È quanto affermato dalla Corte di Appello di Lecce con sentenza n. 2260 del 2004, per la quale l'utilizzo del telefono cellulare aziendale per fini personali è tale da far venir meno la fiducia del datore di lavoro nell'operato del dipendente e, pertanto, giustifica il licenziamento.
Ciò è vero anche se tale comportamento non è espressamente previsto dai contratti collettivi come giusta causa di licenziamento.
Va precisato, infatti, che l'elencazione delle giuste cause contenuta nei contratti collettivi non è tassativa ma meramente esemplificativa e non esclude, perciò, la sussistenza della giusta causa per un grave inadempimento o per altro grave comportamento del lavoratore, contrario alle norme della comune etica o del comune vivere civile.
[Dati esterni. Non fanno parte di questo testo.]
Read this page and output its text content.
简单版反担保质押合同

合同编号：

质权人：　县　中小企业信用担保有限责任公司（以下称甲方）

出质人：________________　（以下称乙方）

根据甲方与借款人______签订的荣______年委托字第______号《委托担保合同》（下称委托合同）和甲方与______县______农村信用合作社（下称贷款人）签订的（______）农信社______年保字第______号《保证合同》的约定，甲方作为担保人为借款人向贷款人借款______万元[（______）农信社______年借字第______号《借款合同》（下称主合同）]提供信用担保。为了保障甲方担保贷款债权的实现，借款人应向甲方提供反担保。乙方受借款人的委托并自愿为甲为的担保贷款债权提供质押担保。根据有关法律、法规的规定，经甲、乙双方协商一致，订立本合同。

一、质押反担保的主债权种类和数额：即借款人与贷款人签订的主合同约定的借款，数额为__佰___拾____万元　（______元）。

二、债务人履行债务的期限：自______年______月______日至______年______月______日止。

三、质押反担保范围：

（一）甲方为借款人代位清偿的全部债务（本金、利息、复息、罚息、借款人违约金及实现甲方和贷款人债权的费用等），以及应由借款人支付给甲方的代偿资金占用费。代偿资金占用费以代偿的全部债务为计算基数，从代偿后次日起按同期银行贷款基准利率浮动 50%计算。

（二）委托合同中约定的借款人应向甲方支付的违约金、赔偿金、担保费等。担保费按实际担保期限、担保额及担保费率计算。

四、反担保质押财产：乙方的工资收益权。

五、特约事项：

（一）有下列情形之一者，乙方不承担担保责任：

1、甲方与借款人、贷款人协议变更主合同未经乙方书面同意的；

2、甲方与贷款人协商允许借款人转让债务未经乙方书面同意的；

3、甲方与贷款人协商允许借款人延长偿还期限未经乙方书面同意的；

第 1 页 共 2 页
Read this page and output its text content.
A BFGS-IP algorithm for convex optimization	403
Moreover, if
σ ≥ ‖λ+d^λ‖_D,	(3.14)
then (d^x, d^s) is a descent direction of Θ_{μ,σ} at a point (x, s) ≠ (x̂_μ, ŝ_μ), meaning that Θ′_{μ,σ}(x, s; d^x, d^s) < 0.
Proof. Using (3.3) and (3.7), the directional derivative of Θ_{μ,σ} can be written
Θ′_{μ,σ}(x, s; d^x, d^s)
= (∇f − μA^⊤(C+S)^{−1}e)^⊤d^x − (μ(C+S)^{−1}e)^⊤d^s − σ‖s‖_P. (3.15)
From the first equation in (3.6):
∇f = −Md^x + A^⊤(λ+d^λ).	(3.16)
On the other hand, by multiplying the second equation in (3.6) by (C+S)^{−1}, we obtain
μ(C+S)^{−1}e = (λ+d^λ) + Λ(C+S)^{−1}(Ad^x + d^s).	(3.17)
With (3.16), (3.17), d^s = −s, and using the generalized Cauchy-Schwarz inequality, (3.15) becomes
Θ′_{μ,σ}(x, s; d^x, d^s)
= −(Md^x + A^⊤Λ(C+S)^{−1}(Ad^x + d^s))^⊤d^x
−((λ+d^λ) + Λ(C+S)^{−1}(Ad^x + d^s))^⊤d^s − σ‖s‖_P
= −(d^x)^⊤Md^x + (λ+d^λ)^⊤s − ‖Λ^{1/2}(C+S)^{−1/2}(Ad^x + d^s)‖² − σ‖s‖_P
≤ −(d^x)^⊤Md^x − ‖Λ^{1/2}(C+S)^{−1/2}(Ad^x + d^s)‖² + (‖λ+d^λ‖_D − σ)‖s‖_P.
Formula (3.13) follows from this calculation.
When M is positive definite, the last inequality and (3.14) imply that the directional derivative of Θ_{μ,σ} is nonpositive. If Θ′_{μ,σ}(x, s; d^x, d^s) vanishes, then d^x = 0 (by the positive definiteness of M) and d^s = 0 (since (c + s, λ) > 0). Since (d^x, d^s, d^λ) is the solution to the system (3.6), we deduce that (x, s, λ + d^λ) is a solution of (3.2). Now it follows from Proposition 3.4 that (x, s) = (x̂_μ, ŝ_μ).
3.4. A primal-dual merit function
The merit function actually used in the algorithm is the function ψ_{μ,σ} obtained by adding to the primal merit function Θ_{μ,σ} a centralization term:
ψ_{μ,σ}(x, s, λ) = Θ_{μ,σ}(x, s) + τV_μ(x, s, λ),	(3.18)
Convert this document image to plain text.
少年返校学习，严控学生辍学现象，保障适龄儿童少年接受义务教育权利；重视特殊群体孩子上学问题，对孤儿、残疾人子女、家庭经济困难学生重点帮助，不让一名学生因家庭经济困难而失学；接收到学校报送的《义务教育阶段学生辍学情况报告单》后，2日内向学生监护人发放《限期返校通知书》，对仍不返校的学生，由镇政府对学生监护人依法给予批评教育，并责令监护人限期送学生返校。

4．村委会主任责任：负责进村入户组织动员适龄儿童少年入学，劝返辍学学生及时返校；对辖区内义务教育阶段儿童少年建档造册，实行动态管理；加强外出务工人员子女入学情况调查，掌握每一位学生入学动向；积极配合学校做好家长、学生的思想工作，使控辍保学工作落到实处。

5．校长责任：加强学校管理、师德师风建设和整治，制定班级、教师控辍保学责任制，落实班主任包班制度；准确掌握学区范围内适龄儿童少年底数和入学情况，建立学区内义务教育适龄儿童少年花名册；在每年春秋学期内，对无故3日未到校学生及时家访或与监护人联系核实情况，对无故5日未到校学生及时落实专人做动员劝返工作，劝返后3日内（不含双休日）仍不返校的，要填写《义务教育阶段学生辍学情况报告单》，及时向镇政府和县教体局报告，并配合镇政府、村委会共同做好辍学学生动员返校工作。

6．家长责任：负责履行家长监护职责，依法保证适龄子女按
L'unica condizione indefettibile è che tale grave inadempimento o tale grave comportamento abbia fatto venir meno il rapporto fiduciario tra datore di lavoro e lavoratore (Cassazione, sentenza n. 2906/2005; n. 16260/2004; n. 5372/2004).
In tale caso, infatti, ricorrerebbe l'ipotesi di cui all'articolo 2119 del Codice Civile, secondo cui ciascuna parte può recedere dal contratto di lavoro qualora si verifichi una causa che non consenta la prosecuzione, anche provvisoria, del rapporto.
In sede di giudizio, il Giudice dovrà motivare adeguatamente le ragioni per cui ritiene venuto meno il rapporto di fiducia, tenendo conto dell'illiceità e della gravità del fatto, nonchè dell'entità del danno causato dal lavoratore.
Se la sentenza non contiene una motivazione sufficiente sul punto, è possibile ricorrere in Cassazione, contestando l'illegittimità della decisione del Giudicante.
Nel caso esaminato, ad esempio, la Cassazione ha ritenuto sufficientemente motivata la sentenza della Corte di Appello di Lecce, rigettando il ricorso del lavoratore che sosteneva che il fatto non integrasse una giusta causa di licenziamento.